The students were invited through digital platforms to comment on the scan cards on what they saw and didn't see in the collection. Unfortunately, we didn't get any answers from students on the digital platforms.
Our consultants on anti-racism were also invited to analyze the scan cards for decolonizing potentials.
The project group analyzed the collection of scan cards specifically for decolonizing potentials and challenges as well as through other perspectives such as competences, places / contexts / fields, perspectives on knowledge, possible frameworks for the future program and what was not in the data collection.

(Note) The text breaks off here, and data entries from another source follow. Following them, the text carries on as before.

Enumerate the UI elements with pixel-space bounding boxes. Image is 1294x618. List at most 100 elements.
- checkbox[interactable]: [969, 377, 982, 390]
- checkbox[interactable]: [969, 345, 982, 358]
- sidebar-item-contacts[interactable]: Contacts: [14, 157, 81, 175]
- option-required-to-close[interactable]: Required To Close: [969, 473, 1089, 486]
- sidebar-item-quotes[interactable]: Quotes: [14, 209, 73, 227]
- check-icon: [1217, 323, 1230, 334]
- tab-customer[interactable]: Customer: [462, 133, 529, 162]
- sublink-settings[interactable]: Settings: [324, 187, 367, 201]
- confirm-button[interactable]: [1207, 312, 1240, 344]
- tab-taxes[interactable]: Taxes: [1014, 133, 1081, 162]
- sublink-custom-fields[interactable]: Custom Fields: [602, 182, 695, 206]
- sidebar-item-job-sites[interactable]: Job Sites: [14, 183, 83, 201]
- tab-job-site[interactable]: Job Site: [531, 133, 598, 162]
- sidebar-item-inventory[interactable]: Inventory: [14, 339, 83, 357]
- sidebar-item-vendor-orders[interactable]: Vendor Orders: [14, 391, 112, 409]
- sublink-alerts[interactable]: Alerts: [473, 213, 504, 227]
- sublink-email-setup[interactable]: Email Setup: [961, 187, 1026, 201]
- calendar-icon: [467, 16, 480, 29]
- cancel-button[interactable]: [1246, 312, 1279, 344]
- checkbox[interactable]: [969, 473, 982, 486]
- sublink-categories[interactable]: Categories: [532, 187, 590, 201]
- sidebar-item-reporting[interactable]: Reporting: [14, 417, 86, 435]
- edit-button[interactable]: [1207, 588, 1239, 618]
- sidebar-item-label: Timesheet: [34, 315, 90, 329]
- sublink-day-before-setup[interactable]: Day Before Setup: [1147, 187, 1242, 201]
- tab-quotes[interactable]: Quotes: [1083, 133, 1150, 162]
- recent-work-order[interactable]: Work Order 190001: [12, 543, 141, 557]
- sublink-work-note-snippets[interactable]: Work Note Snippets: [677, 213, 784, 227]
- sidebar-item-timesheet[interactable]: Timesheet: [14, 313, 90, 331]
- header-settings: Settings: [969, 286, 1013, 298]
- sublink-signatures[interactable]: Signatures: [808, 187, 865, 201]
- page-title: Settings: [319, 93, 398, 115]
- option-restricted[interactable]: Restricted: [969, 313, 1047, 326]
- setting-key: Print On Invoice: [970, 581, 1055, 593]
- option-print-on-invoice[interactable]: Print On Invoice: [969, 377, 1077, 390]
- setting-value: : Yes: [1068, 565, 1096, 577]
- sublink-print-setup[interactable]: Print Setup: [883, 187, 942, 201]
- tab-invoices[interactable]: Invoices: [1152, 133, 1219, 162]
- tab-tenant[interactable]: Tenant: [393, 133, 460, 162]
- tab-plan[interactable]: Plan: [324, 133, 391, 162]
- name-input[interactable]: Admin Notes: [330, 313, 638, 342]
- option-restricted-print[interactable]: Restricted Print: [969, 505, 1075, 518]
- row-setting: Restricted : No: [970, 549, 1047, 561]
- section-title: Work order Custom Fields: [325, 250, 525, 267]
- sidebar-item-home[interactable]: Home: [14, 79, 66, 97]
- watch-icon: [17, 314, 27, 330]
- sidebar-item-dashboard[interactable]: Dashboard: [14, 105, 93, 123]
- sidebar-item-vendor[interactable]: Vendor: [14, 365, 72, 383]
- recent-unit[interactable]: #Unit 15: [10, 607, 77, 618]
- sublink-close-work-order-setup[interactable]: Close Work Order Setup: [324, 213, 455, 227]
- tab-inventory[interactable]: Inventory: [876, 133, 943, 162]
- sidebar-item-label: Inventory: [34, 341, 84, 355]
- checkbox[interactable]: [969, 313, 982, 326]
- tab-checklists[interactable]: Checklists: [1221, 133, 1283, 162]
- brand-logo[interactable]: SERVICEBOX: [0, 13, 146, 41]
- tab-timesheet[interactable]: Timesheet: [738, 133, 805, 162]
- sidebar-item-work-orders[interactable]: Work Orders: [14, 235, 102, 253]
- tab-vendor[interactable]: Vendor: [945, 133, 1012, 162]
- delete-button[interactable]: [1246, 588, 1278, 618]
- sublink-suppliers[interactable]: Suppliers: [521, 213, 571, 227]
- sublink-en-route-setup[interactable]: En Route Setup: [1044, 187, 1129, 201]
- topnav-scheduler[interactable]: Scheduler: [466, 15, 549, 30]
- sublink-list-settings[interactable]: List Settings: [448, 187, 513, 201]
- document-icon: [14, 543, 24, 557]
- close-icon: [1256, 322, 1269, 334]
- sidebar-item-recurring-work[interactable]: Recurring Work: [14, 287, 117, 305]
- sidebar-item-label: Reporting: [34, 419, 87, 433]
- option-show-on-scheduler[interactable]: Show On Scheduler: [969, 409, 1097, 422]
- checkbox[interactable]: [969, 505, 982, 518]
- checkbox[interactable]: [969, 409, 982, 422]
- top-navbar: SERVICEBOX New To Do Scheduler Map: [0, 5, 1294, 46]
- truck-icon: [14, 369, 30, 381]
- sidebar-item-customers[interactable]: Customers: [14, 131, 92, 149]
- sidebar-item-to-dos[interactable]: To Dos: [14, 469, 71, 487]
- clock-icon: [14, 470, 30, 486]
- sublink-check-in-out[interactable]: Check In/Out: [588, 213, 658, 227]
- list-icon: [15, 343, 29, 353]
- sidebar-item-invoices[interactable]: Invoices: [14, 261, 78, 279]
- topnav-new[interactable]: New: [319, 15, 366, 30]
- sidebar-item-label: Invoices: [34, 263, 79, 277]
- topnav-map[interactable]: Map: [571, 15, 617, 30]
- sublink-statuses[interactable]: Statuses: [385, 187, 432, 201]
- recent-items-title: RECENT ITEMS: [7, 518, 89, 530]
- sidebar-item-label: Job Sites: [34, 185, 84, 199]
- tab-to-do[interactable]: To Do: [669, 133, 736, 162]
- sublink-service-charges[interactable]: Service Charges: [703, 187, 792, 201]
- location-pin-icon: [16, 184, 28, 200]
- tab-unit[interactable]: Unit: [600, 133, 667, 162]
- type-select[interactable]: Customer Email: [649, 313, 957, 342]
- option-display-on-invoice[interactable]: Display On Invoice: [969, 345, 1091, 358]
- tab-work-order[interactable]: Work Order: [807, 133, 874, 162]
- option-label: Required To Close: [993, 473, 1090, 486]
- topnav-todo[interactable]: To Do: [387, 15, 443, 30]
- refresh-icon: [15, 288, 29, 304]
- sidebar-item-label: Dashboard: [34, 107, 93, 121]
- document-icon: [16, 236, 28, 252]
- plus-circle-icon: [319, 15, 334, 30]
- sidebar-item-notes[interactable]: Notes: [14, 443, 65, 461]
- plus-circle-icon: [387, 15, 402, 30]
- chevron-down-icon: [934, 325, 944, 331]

The summary of all of this was presented in an internal, unpublished report (Reppen et al., 2021) to the leadership group of the Department of Dance Pedagogy (which temporarily acted as management of the department at the time). The report summarized the insights gained from scanning and analyzing dance pedagogical practices in contemporary times. According to the idea of Design Thinking (Koh et al., 2015), the insights were articulated in terms of design principles to help guide the development of the curriculum, and three different suggestions for structure of the future program. The different suggestions for structure were scenarios of overarching program structure and reflected three different approaches to the scale of the change we aimed for; pragmatic, progressive or radical change, respectively (Holsey Dyrman et al., 2018). We also reflected on what was missing in the collected data, what challenges we could identify going forth, and suggestions for internal development and tasks we needed to take on as staff. Part of the analysis process was presented in a research article (Østern et al., 2021) (link through illustration above) about decolonizing potentials and challenges identified in the collection of scan cards.